As hospitals chase better patient ratings and health outcomes, an increasing number are rethinking how they function at night — in some cases reducing nighttime check-ins or trying to better coordinate medicines — so that more patients can sleep relatively uninterrupted, according to an article posted on the Kaiser Health News (KHN) website.
Although few studies specifically link quality of sleep and patient outcomes, doctors interviewed said the connection is obvious: Patients need sleep. If they get more of it, they’re likely to recover faster.
Traditionally, hospitals have scheduled a number of nighttime activities around health professionals’ needs — aligning them with shift changes, or updating patient’s vital signs so the information is available when doctors make early-morning rounds. Both the sickest patients and those in less serious condition might get the same number of check-ins. In some cases, that can mean patients are being disturbed almost every hour, whether medically necessary or not.
Dr. Margaret Pisani, an associate professor at the Yale School of Medicine, is working with other staff at the Yale hospital to reduce unnecessary wake-ups, using strategies such as letting nurses re-time when they give medications to better match patient sleep schedules, changing when floors are washed, and giving nurses checklists of things that can and should be taken care of before 11 p.m.
Not only is the push for better patient sleep part of a larger drive to improve how hospitals take care of their patients, it also is fueled in part by measures in the Patient Protection and Affordable Care Act tying some Medicare payments to patient-approval scores. As more hospitals try to improve those numbers, experts said, more will likely home in on improving chances for a good night’s sleep.
Federal patient-approval surveys specifically ask about nighttime noise levels.
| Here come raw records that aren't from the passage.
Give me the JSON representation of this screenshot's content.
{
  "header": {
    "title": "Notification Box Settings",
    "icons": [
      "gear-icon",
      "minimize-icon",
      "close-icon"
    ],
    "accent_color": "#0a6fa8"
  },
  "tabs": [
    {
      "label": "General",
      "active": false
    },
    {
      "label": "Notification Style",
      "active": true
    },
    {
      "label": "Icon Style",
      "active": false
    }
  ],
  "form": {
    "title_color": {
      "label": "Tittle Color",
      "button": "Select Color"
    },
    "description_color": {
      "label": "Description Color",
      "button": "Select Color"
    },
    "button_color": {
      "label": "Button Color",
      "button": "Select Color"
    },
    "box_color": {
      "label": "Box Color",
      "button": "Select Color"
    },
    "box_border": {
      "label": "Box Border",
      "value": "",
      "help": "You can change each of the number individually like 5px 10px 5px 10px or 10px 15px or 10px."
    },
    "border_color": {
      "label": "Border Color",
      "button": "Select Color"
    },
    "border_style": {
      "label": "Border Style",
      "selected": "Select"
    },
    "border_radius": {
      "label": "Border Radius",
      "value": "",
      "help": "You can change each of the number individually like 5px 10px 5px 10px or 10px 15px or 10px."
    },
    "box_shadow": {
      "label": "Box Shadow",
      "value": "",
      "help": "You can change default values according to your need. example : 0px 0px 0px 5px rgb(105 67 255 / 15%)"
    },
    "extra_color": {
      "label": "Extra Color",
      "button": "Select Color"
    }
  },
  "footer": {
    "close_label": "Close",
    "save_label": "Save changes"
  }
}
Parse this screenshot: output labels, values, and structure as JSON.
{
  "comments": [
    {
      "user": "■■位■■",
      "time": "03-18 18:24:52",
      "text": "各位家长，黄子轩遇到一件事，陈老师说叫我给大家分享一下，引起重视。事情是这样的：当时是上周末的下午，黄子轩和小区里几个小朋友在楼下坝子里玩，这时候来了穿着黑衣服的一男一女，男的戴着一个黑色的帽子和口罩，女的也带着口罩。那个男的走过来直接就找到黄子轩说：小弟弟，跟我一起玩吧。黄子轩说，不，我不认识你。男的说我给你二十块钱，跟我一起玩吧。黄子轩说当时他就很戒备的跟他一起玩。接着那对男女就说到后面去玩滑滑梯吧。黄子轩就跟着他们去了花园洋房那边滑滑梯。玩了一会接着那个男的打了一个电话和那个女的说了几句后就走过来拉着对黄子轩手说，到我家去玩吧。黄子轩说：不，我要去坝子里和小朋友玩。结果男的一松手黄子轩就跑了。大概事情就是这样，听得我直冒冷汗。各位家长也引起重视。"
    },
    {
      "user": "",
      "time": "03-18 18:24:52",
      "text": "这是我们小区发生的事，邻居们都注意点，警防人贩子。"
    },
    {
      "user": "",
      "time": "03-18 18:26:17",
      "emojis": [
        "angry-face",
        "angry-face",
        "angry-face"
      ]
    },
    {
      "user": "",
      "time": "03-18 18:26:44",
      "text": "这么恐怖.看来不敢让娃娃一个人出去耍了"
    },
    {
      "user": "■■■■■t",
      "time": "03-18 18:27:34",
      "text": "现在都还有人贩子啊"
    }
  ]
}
A number of hospitals initially struggled to get good scores on that, said Richard Evans, chief experience officer at Massachusetts General Hospital in Boston.
His hospital instituted quiet hours –– a couple of hours in the afternoon and between 6 and 8 hours at night, depending on the hospital unit, during which lights are turned low and staff are encouraged to reduce their noise levels. Staff members are also encouraged to consider whether patients really need particular care at night before waking them.
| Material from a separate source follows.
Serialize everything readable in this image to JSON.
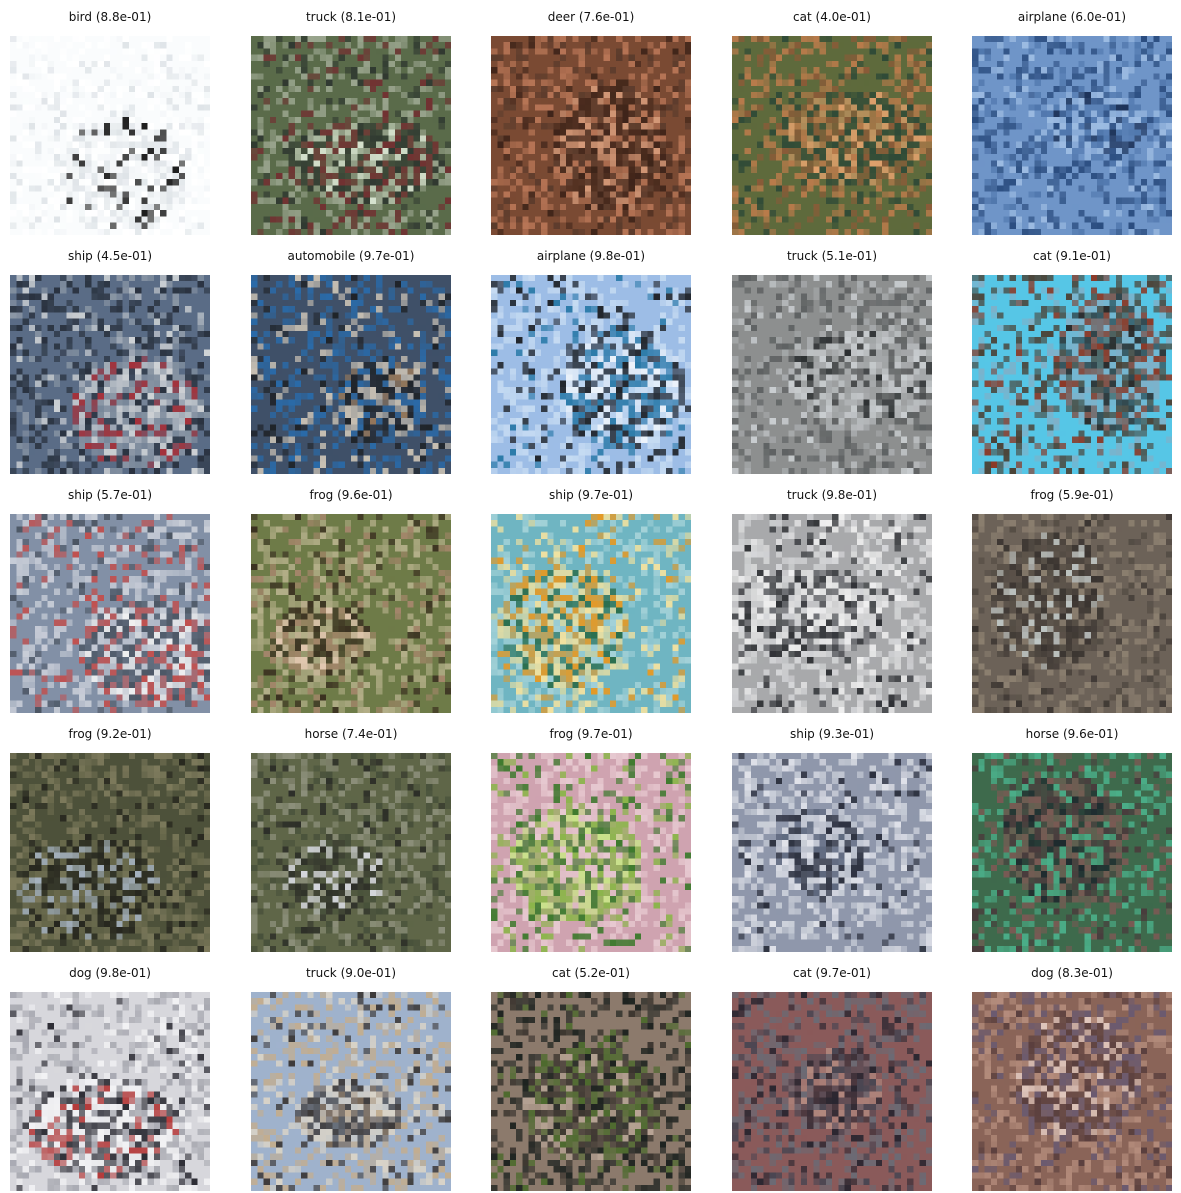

At New York’s Mount Sinai Hospital, doctors are rethinking when they prescribe medications as well as what kind, said Dr. Rosanne Leipzig, a professor of geriatrics and palliative medicine who practices at the hospital. For instance, some antibiotics can be given at 6-hour intervals rather than 4-hour intervals, reducing the need for nighttime interruptions. And some drugs usually given every 6 hours can instead be given four times a day during the hours patients are usually awake.
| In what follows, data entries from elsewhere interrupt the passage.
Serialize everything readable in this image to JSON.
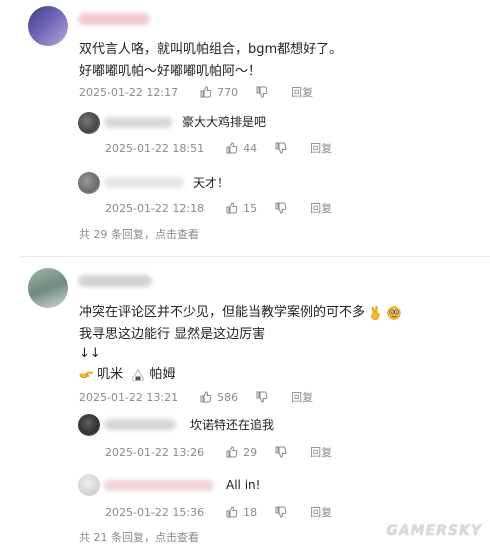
{
  "comment1": {
    "line1": "双代言人咯，就叫叽帕组合，bgm都想好了。",
    "line2": "好嘟嘟叽帕～好嘟嘟叽帕阿～！",
    "date": "2025-01-22 12:17",
    "likes": "770",
    "reply_label": "回复",
    "replies": [
      {
        "text": "豪大大鸡排是吧",
        "date": "2025-01-22 18:51",
        "likes": "44",
        "reply_label": "回复"
      },
      {
        "text": "天才！",
        "date": "2025-01-22 12:18",
        "likes": "15",
        "reply_label": "回复"
      }
    ],
    "footer": "共 29 条回复，点击查看"
  },
  "comment2": {
    "line1": "冲突在评论区并不少见，但能当教学案例的可不多",
    "line2": "我寻思这边能行 显然是这边厉害",
    "line3": "↓↓",
    "tag1": "叽米",
    "tag2": "帕姆",
    "date": "2025-01-22 13:21",
    "likes": "586",
    "reply_label": "回复",
    "replies": [
      {
        "text": "坎诺特还在追我",
        "date": "2025-01-22 13:26",
        "likes": "29",
        "reply_label": "回复"
      },
      {
        "text": "All in!",
        "date": "2025-01-22 15:36",
        "likes": "18",
        "reply_label": "回复"
      }
    ],
    "footer": "共 21 条回复，点击查看"
  },
  "watermark": "GAMERSKY",
  "colors": {
    "meta": "#8a8a8a",
    "text": "#222222",
    "divider": "#ececec"
  },
  "icons": {
    "like": "thumbs-up-icon",
    "dislike": "thumbs-down-icon"
  }
}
The hospital is also working to develop a system to classify patients who need repeated checks from the medical staff, such as those who might face imminent health threats or are at risk for serious infections, such as sepsis. For those patients, frequently checking vitals is important, even if patients sleep less, Leipzig said. But not every patient’s condition requires that they be roused every 4 hours, she added.
About half of all patients woken up for vitals checks probably don’t need to be, according to a 2013 study published in JAMA Internal Medicine. The study suggests that waking those patients may contribute to poor clinical results and patient dissatisfaction, and could increase the odds of patients being readmitted to the hospital.
Another study, published in 2010 in the Journal of Hospital Medicine, looked at efforts to encourage patient sleep — particularly by rescheduling activities, nighttime checks, and overnight medication doses so as not to wake patients. That paper found a 49% drop in the number of patients who were given sedatives. That can have the added benefit of improving patient outcomes, since sedatives are associated with dangerous adverse effects, such as falling or hospital delirium or confusion.
“Sleep disruptions are actually not benign as far as patients are concerned,” said Dr. Dana Edelson, an assistant professor of medicine at the University of Chicago and a co-author of the 2013 study. “We’re putting them at unnecessary risk when we’re waking them up in the middle of the night when they don’t need to be.”